To upgrade the database
For SQLite Database cd /to/the/workflow/directory/with/3.x.monitord.db Check the db version /usr/share/pegasus/sql/schema_tool.py -c connString=sqlite:////to/the/workflow/directory/with/workflow.stampede.db 2012-02-29T01:29:43.330476Z INFO netlogger.analysis.schema.schema_check.SchemaCheck.init | 2012-02-29T01:29:43.330708Z INFO netlogger.analysis.schema.schema_check.SchemaCheck.check_schema.start | 2012-02-29T01:29:43.348995Z INFO netlogger.analysis.schema.schema_check.SchemaCheck.check_schema | Current version set to: 3.1. 2012-02-29T01:29:43.349133Z ERROR netlogger.analysis.schema.schema_check.SchemaCheck.check_schema | Schema version 3.1 found - expecting 4.0 - database admin will need to run upgrade tool. Convert the Database to be version 4.x compliant /usr/share/pegasus/sql/schema_tool.py -u connString=sqlite:////to/the/workflow/directory/with/workflow.stampede.db 2012-02-29T01:35:35.046317Z INFO netlogger.analysis.schema.schema_check.SchemaCheck.init | 2012-02-29T01:35:35.046554Z INFO netlogger.analysis.schema.schema_check.SchemaCheck.check_schema.start | 2012-02-29T01:35:35.064762Z INFO netlogger.analysis.schema.schema_check.SchemaCheck.check_schema | Current version set to: 3.1. 2012-02-29T01:35:35.064902Z ERROR netlogger.analysis.schema.schema_check.SchemaCheck.check_schema | Schema version 3.1 found - expecting 4.0 - database admin will need to run upgrade tool. 2012-02-29T01:35:35.065001Z INFO netlogger.analysis.schema.schema_check.SchemaCheck.upgrade_to_4_0 | Upgrading to schema version 4.0. Verify if the database has been converted to Version 4.x /usr/share/pegasus/sql/schema_tool.py -c connString=sqlite:////to/the/workflow/directory/with/workflow.stampede.db 2012-02-29T01:39:17.218902Z INFO netlogger.analysis.schema.schema_check.SchemaCheck.init | 2012-02-29T01:39:17.219141Z INFO netlogger.analysis.schema.schema_check.SchemaCheck.check_schema.start | 2012-02-29T01:39:17.237492Z INFO netlogger.analysis.schema.schema_check.SchemaCheck.check_schema | Current version set to: 4.0. 2012-02-29T01:39:17.237624Z INFO netlogger.analysis.schema.schema_check.SchemaCheck.check_schema | Schema up to date. For upgrading a MySQL database the steps remain the same. The only thing that changes is the connection String to the database E.g. /usr/share/pegasus/sql/schema_tool.py -u connString=mysql://username:password@server:port/dbname
After the database has been upgraded you can use either 3.x or 4.x clients to query the database with pegasus-statistics, as well as pegasus-plots and pegasus-analyzer.

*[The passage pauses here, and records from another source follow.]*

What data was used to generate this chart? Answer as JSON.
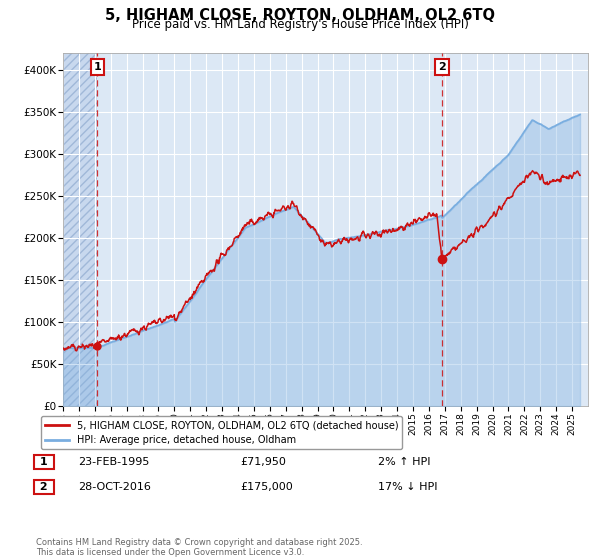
{
  "title": "5, HIGHAM CLOSE, ROYTON, OLDHAM, OL2 6TQ",
  "subtitle": "Price paid vs. HM Land Registry's House Price Index (HPI)",
  "background_color": "#ffffff",
  "plot_bg_color": "#dce8f5",
  "sale1_date": 1995.15,
  "sale1_price": 71950,
  "sale1_label": "1",
  "sale2_date": 2016.83,
  "sale2_price": 175000,
  "sale2_label": "2",
  "legend_line1": "5, HIGHAM CLOSE, ROYTON, OLDHAM, OL2 6TQ (detached house)",
  "legend_line2": "HPI: Average price, detached house, Oldham",
  "ann1_date": "23-FEB-1995",
  "ann1_price": "£71,950",
  "ann1_hpi": "2% ↑ HPI",
  "ann2_date": "28-OCT-2016",
  "ann2_price": "£175,000",
  "ann2_hpi": "17% ↓ HPI",
  "footer": "Contains HM Land Registry data © Crown copyright and database right 2025.\nThis data is licensed under the Open Government Licence v3.0.",
  "xmin": 1993,
  "xmax": 2026,
  "ymin": 0,
  "ymax": 420000
}
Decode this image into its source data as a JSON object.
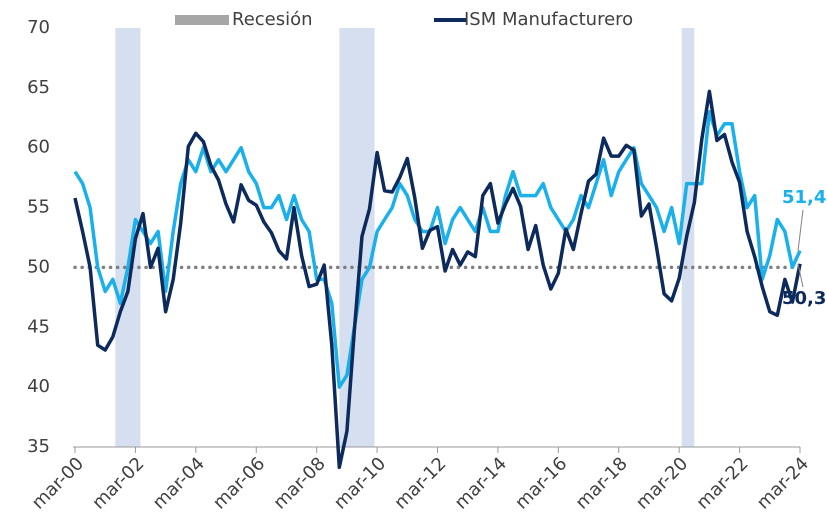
{
  "chart_data": {
    "type": "line",
    "x": [
      "2000-03",
      "2000-06",
      "2000-09",
      "2000-12",
      "2001-03",
      "2001-06",
      "2001-09",
      "2001-12",
      "2002-03",
      "2002-06",
      "2002-09",
      "2002-12",
      "2003-03",
      "2003-06",
      "2003-09",
      "2003-12",
      "2004-03",
      "2004-06",
      "2004-09",
      "2004-12",
      "2005-03",
      "2005-06",
      "2005-09",
      "2005-12",
      "2006-03",
      "2006-06",
      "2006-09",
      "2006-12",
      "2007-03",
      "2007-06",
      "2007-09",
      "2007-12",
      "2008-03",
      "2008-06",
      "2008-09",
      "2008-12",
      "2009-03",
      "2009-06",
      "2009-09",
      "2009-12",
      "2010-03",
      "2010-06",
      "2010-09",
      "2010-12",
      "2011-03",
      "2011-06",
      "2011-09",
      "2011-12",
      "2012-03",
      "2012-06",
      "2012-09",
      "2012-12",
      "2013-03",
      "2013-06",
      "2013-09",
      "2013-12",
      "2014-03",
      "2014-06",
      "2014-09",
      "2014-12",
      "2015-03",
      "2015-06",
      "2015-09",
      "2015-12",
      "2016-03",
      "2016-06",
      "2016-09",
      "2016-12",
      "2017-03",
      "2017-06",
      "2017-09",
      "2017-12",
      "2018-03",
      "2018-06",
      "2018-09",
      "2018-12",
      "2019-03",
      "2019-06",
      "2019-09",
      "2019-12",
      "2020-03",
      "2020-06",
      "2020-09",
      "2020-12",
      "2021-03",
      "2021-06",
      "2021-09",
      "2021-12",
      "2022-03",
      "2022-06",
      "2022-09",
      "2022-12",
      "2023-03",
      "2023-06",
      "2023-09",
      "2023-12",
      "2024-03"
    ],
    "series": [
      {
        "color": "#1ab0ec",
        "end_label": "51,4",
        "values": [
          58,
          57,
          55,
          50,
          48,
          49,
          47,
          50,
          54,
          53,
          52,
          53,
          48,
          53,
          57,
          59,
          58,
          60,
          58,
          59,
          58,
          59,
          60,
          58,
          57,
          55,
          55,
          56,
          54,
          56,
          54,
          53,
          49,
          49,
          47,
          40,
          41,
          45,
          49,
          50,
          53,
          54,
          55,
          57,
          56,
          54,
          53,
          53,
          55,
          52,
          54,
          55,
          54,
          53,
          55,
          53,
          53,
          56,
          58,
          56,
          56,
          56,
          57,
          55,
          54,
          53,
          54,
          56,
          55,
          57,
          59,
          56,
          58,
          59,
          60,
          57,
          56,
          55,
          53,
          55,
          52,
          57,
          57,
          57,
          63,
          61,
          62,
          62,
          58,
          55,
          56,
          49,
          51,
          54,
          53,
          50,
          51.4
        ]
      },
      {
        "name": "ISM Manufacturero",
        "color": "#0d2a5c",
        "end_label": "50,3",
        "values": [
          55.8,
          53,
          50,
          43.5,
          43.1,
          44.2,
          46.3,
          48.0,
          52.4,
          54.5,
          50.0,
          51.6,
          46.3,
          49.0,
          53.7,
          60.1,
          61.2,
          60.5,
          58.5,
          57.3,
          55.3,
          53.8,
          56.9,
          55.6,
          55.2,
          53.8,
          52.9,
          51.4,
          50.7,
          55.0,
          51.0,
          48.4,
          48.6,
          50.2,
          43.5,
          33.3,
          36.3,
          44.8,
          52.6,
          54.9,
          59.6,
          56.4,
          56.3,
          57.5,
          59.1,
          55.8,
          51.6,
          53.1,
          53.4,
          49.7,
          51.5,
          50.2,
          51.3,
          50.9,
          56.0,
          57.0,
          53.7,
          55.3,
          56.6,
          55.1,
          51.5,
          53.5,
          50.2,
          48.2,
          49.5,
          53.2,
          51.5,
          54.5,
          57.2,
          57.8,
          60.8,
          59.3,
          59.3,
          60.2,
          59.8,
          54.3,
          55.3,
          51.7,
          47.8,
          47.2,
          49.1,
          52.6,
          55.4,
          60.7,
          64.7,
          60.6,
          61.1,
          58.8,
          57.1,
          53.0,
          50.9,
          48.4,
          46.3,
          46.0,
          49.0,
          47.1,
          50.3
        ]
      }
    ],
    "recession_name": "Recesión",
    "recession_color": "#d6dff0",
    "recessions": [
      {
        "start": "2001-07",
        "end": "2002-05"
      },
      {
        "start": "2008-12",
        "end": "2010-02"
      },
      {
        "start": "2020-04",
        "end": "2020-09"
      }
    ],
    "reference_line": 50,
    "xlim": [
      "2000-03",
      "2024-03"
    ],
    "xticks": [
      {
        "value": "2000-03",
        "label": "mar-00"
      },
      {
        "value": "2002-03",
        "label": "mar-02"
      },
      {
        "value": "2004-03",
        "label": "mar-04"
      },
      {
        "value": "2006-03",
        "label": "mar-06"
      },
      {
        "value": "2008-03",
        "label": "mar-08"
      },
      {
        "value": "2010-03",
        "label": "mar-10"
      },
      {
        "value": "2012-03",
        "label": "mar-12"
      },
      {
        "value": "2014-03",
        "label": "mar-14"
      },
      {
        "value": "2016-03",
        "label": "mar-16"
      },
      {
        "value": "2018-03",
        "label": "mar-18"
      },
      {
        "value": "2020-03",
        "label": "mar-20"
      },
      {
        "value": "2022-03",
        "label": "mar-22"
      },
      {
        "value": "2024-03",
        "label": "mar-24"
      }
    ],
    "ylim": [
      35,
      70
    ],
    "yticks": [
      35,
      40,
      45,
      50,
      55,
      60,
      65,
      70
    ]
  }
}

Kickstart records capture raw status in addition to the exitcode . The exitcode is derived from the raw status. Starting with Pegasus 4.0 release, all exitcode columns ( i.e invocation and job instance table columns ) are stored with the raw status by pegasus-monitord. If an exitcode is encountered while parsing the dagman log files , the value is converted to the corresponding raw status before it is stored. All user tools, pegasus-analyzer and pegasus-statistics then convert the raw status to exitcode when retrieving from the database.

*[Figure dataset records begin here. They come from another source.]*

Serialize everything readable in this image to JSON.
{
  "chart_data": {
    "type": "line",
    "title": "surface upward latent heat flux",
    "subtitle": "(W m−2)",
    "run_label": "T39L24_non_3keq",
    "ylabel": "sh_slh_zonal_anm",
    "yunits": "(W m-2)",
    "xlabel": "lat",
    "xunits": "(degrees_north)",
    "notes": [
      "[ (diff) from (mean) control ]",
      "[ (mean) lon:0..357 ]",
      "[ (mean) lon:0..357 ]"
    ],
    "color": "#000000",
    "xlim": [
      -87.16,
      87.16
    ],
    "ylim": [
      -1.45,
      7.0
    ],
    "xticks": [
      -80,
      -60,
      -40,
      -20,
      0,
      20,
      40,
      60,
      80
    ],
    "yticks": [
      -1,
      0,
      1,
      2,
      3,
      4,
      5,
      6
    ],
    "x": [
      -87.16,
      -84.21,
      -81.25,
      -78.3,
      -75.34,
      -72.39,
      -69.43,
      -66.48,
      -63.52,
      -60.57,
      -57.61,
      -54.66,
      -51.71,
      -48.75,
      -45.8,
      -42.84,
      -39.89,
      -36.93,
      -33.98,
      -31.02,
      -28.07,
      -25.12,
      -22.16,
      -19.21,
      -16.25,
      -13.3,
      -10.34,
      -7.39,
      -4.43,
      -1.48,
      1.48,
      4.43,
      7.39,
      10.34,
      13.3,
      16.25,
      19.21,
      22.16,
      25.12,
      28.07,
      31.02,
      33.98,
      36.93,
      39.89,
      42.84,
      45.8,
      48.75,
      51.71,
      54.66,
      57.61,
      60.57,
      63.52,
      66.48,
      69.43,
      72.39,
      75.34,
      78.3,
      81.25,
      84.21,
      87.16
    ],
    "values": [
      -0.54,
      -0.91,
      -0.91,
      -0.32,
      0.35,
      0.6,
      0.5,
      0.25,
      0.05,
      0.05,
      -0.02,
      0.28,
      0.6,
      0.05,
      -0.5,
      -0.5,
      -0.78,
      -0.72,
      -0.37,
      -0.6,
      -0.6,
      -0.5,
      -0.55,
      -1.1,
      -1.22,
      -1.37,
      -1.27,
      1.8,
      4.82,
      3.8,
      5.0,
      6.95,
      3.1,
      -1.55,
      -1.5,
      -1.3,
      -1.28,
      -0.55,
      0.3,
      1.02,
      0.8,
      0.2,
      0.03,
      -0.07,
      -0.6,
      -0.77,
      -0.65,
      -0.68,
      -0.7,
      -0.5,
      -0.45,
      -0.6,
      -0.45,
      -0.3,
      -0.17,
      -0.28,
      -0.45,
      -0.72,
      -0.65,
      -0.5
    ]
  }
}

Starting with the 4.0 release, there is a multiplier factor associated with the jobs in the job_instance table. It defaults to one, unless the user associates a Pegasus profile key named cores with the job in the DAX. The factor can be used for getting more accurate statistics for jobs that run on multiple processors/cores or mpi jobs.
The multiplier factor is used for computing the following metrics by pegasus statistics.
In the summary, the workflow cumulative job wall time
In the summary, the cumulative job wall time as seen from the submit side
In the jobs file, the multiplier factor is listed along-with the multiplied kickstart time.
In the breakdown file, where statistics are listed per transformation the mean, min , max and average values take into account the multiplier factor.